Recession has forced Dao Heng Bank to increase its loan-loss provisions charge by more than 280 per cent in the six months to December 31, pushing interim attributable profit down 38.38 per cent to HK$506.16 million.

Most of the decline came from the rapid increase in loan-loss provisions from HK$144.22 million in 1997 to HK$550.13 million, of which HK$541 million were specific provisions.

The bank blamed larger problem loans in its trade finance, taxi finance, corporate, mainland and credit-card portfolios for the rapid decline in asset quality.

Loans overdue for more than three months jumped to HK$2.36 billion from the previous HK$831.27 million.

These were covered by HK$1.61 billion in value of collateral held and HK$560.18 million in specific provisions, equivalent to a coverage ratio of 91.8 per cent.

The ratio of overdue loans to total loans rose to 3.61 per cent from 1.25 per cent a year ago.

Besides rising loan losses, Dao Heng also faced increasing pressure from the volatile interest rate environment in the second half of last year.

Interest income was up 4.62 per cent to HK$5.1 billion.

This growth, however, failed to match the more rapid 9.29 per cent increase in interest expenses to HK$3.86 billion. This resulted in a 7.58 per cent decline in net interest income to HK$1.24 billion.

A one-off HK$152 million net gain from the early redemption of US$81 million of the bank's US$350 million in subordinated debt boosted non-interest income to HK$621.73 million, up 27.63 per cent from 1997.

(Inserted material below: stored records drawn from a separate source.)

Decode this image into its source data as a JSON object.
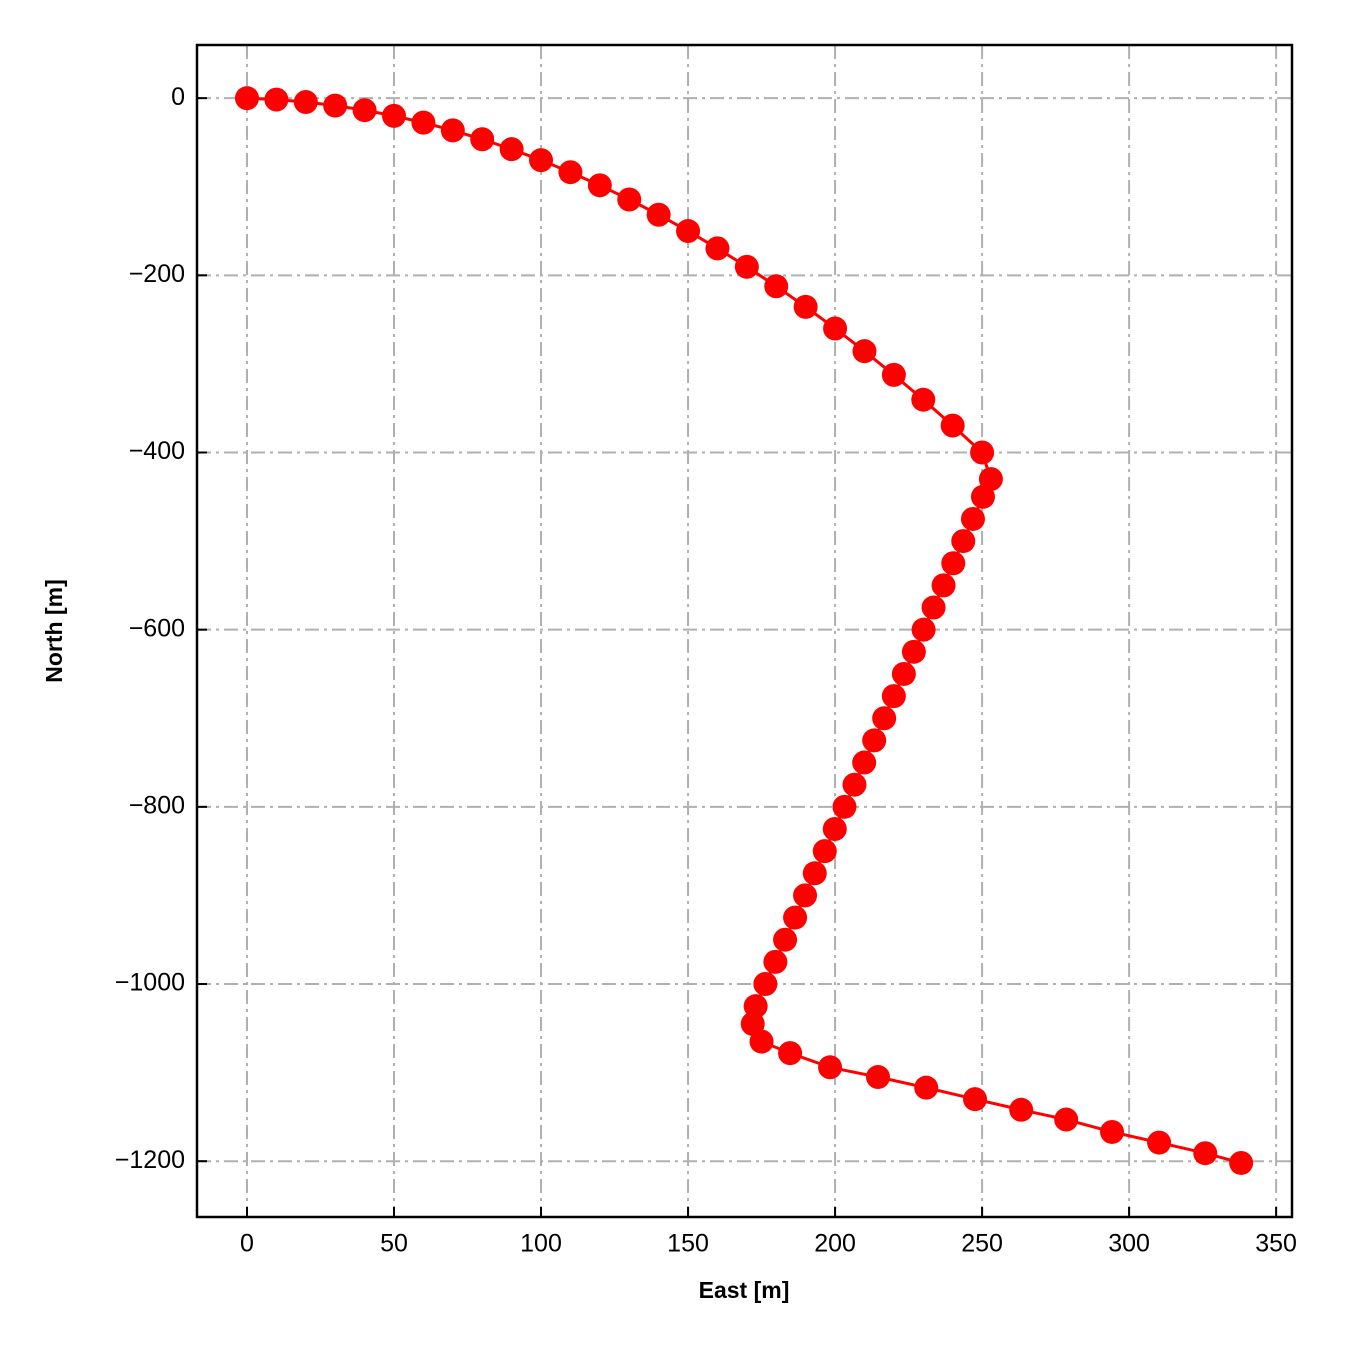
{
  "chart_data": {
    "type": "line",
    "x_label": "East [m]",
    "y_label": "North [m]",
    "x": [
      0,
      10,
      20,
      30,
      40,
      50,
      60,
      70,
      80,
      90,
      100,
      110,
      120,
      130,
      140,
      150,
      160,
      170,
      180,
      190,
      200,
      210,
      220,
      230,
      240,
      250,
      253,
      250.3,
      246.9,
      243.6,
      240.2,
      236.9,
      233.5,
      230.1,
      226.8,
      223.4,
      220.0,
      216.7,
      213.3,
      209.9,
      206.6,
      203.2,
      199.9,
      196.5,
      193.1,
      189.8,
      186.4,
      183.0,
      179.7,
      176.3,
      173,
      172,
      175,
      184.7,
      198.3,
      214.6,
      231,
      247.6,
      263.3,
      278.6,
      294.2,
      310.2,
      325.9,
      338.1
    ],
    "series": [
      {
        "color": "#ff0000",
        "values": [
          0,
          -1.6,
          -4.4,
          -8.4,
          -13.6,
          -20,
          -27.6,
          -36.4,
          -46.4,
          -57.6,
          -70,
          -83.6,
          -98.4,
          -114.4,
          -131.6,
          -150,
          -169.6,
          -190.4,
          -212.4,
          -235.6,
          -260,
          -285.6,
          -312.4,
          -340.4,
          -369.6,
          -400,
          -430,
          -450,
          -475,
          -500,
          -525,
          -550,
          -575,
          -600,
          -625,
          -650,
          -675,
          -700,
          -725,
          -750,
          -775,
          -800,
          -825,
          -850,
          -875,
          -900,
          -925,
          -950,
          -975,
          -1000,
          -1025,
          -1045,
          -1065,
          -1078,
          -1094,
          -1105,
          -1117,
          -1130,
          -1142,
          -1153,
          -1167,
          -1179,
          -1191,
          -1202
        ]
      }
    ],
    "xlim": [
      -17,
      355.4
    ],
    "ylim": [
      -1263,
      60
    ],
    "xticks": [
      0,
      50,
      100,
      150,
      200,
      250,
      300,
      350
    ],
    "yticks": [
      0,
      {
        "value": -200,
        "label": "−200"
      },
      {
        "value": -400,
        "label": "−400"
      },
      {
        "value": -600,
        "label": "−600"
      },
      {
        "value": -800,
        "label": "−800"
      },
      {
        "value": -1000,
        "label": "−1000"
      },
      {
        "value": -1200,
        "label": "−1200"
      }
    ],
    "grid": true
  }
}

This also helped boost pre-provisions operating profit by a modest 3.07 per cent to HK$1.14 billion.

Reflecting slack demand for new credit and the bank's 'judicious' risk appetite, loans before provisions declined 0.78 per cent to HK$65.35 billion. Customer deposits grew 1.95 per cent to HK$101.46 billion.

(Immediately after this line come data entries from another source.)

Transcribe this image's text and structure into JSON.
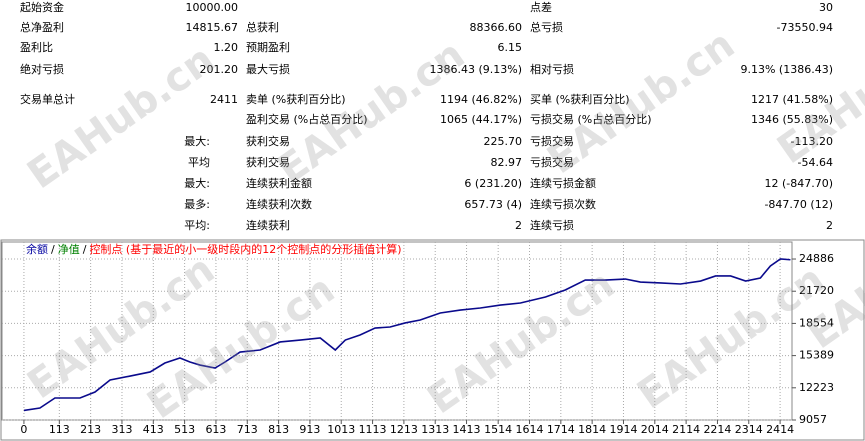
{
  "report": {
    "rows": [
      {
        "label": "起始资金",
        "value": "10000.00",
        "label3": "点差",
        "value3": "30"
      },
      {
        "label": "总净盈利",
        "value": "14815.67",
        "label2": "总获利",
        "value2": "88366.60",
        "label3": "总亏损",
        "value3": "-73550.94"
      },
      {
        "label": "盈利比",
        "value": "1.20",
        "label2": "预期盈利",
        "value2": "6.15"
      },
      {
        "label": "绝对亏损",
        "value": "201.20",
        "label2": "最大亏损",
        "value2": "1386.43 (9.13%)",
        "label3": "相对亏损",
        "value3": "9.13% (1386.43)"
      },
      {
        "label": "交易单总计",
        "value": "2411",
        "label2": "卖单 (%获利百分比)",
        "value2": "1194 (46.82%)",
        "label3": "买单 (%获利百分比)",
        "value3": "1217 (41.58%)"
      },
      {
        "label2": "盈利交易 (%占总百分比)",
        "value2": "1065 (44.17%)",
        "label3": "亏损交易 (%占总百分比)",
        "value3": "1346 (55.83%)"
      },
      {
        "sublabel": "最大:",
        "label2": "获利交易",
        "value2": "225.70",
        "label3": "亏损交易",
        "value3": "-113.20"
      },
      {
        "sublabel": "平均",
        "label2": "获利交易",
        "value2": "82.97",
        "label3": "亏损交易",
        "value3": "-54.64"
      },
      {
        "sublabel": "最大:",
        "label2": "连续获利金额",
        "value2": "6 (231.20)",
        "label3": "连续亏损金额",
        "value3": "12 (-847.70)"
      },
      {
        "sublabel": "最多:",
        "label2": "连续获利次数",
        "value2": "657.73 (4)",
        "label3": "连续亏损次数",
        "value3": "-847.70 (12)"
      },
      {
        "sublabel": "平均:",
        "label2": "连续获利",
        "value2": "2",
        "label3": "连续亏损",
        "value3": "2"
      }
    ],
    "watermark": "EAHub.cn"
  },
  "chart_data": {
    "type": "line",
    "legend": [
      {
        "text": "余额",
        "color": "#0000a0"
      },
      {
        "text": "净值",
        "color": "#008000"
      },
      {
        "text": "控制点 (基于最近的小一级时段内的12个控制点的分形插值计算)",
        "color": "#ff0000"
      }
    ],
    "legend_separator": "/",
    "x": [
      0,
      51,
      99,
      179,
      227,
      275,
      339,
      403,
      450,
      498,
      530,
      562,
      610,
      642,
      690,
      754,
      818,
      882,
      946,
      994,
      1026,
      1073,
      1121,
      1169,
      1217,
      1265,
      1329,
      1393,
      1457,
      1521,
      1585,
      1665,
      1728,
      1792,
      1856,
      1920,
      1968,
      2032,
      2096,
      2160,
      2208,
      2256,
      2304,
      2351,
      2383,
      2415,
      2447
    ],
    "series": [
      {
        "color": "#0a0a8c",
        "values": [
          10000,
          10237,
          11220,
          11220,
          11810,
          12990,
          13380,
          13780,
          14660,
          15150,
          14760,
          14460,
          14170,
          14760,
          15740,
          15940,
          16730,
          16920,
          17120,
          15940,
          16920,
          17420,
          18100,
          18200,
          18600,
          18890,
          19580,
          19870,
          20070,
          20360,
          20560,
          21150,
          21840,
          22820,
          22820,
          22920,
          22620,
          22530,
          22430,
          22720,
          23220,
          23220,
          22720,
          23020,
          24200,
          24890,
          24816
        ]
      }
    ],
    "xlim": [
      -70,
      2452
    ],
    "ylim": [
      9057,
      26560
    ],
    "xticks": [
      0,
      113,
      213,
      313,
      413,
      513,
      613,
      713,
      813,
      913,
      1013,
      1113,
      1213,
      1313,
      1413,
      1514,
      1614,
      1714,
      1814,
      1914,
      2014,
      2114,
      2214,
      2314,
      2414
    ],
    "yticks": [
      9057,
      12223,
      15389,
      18554,
      21720,
      24886
    ],
    "grid": true
  }
}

This generated a pre-provisions loan-to-deposit ratio of 64.4 per cent, down from 66.1 per cent in 1997.

Only 0.84 per cent of Dao Heng's assets were exposed to mainland-related customers, of which about 44 per cent was covered by security and less than $30 million was granted to the international trust and investment corporations.

The bank warned the industry's problem loans would continue to rise this year while revenue growth opportunities would be restrained.

Earnings per share fell to 73 cents from HK$1.17 while interim dividend was unchanged at 25 cents a share.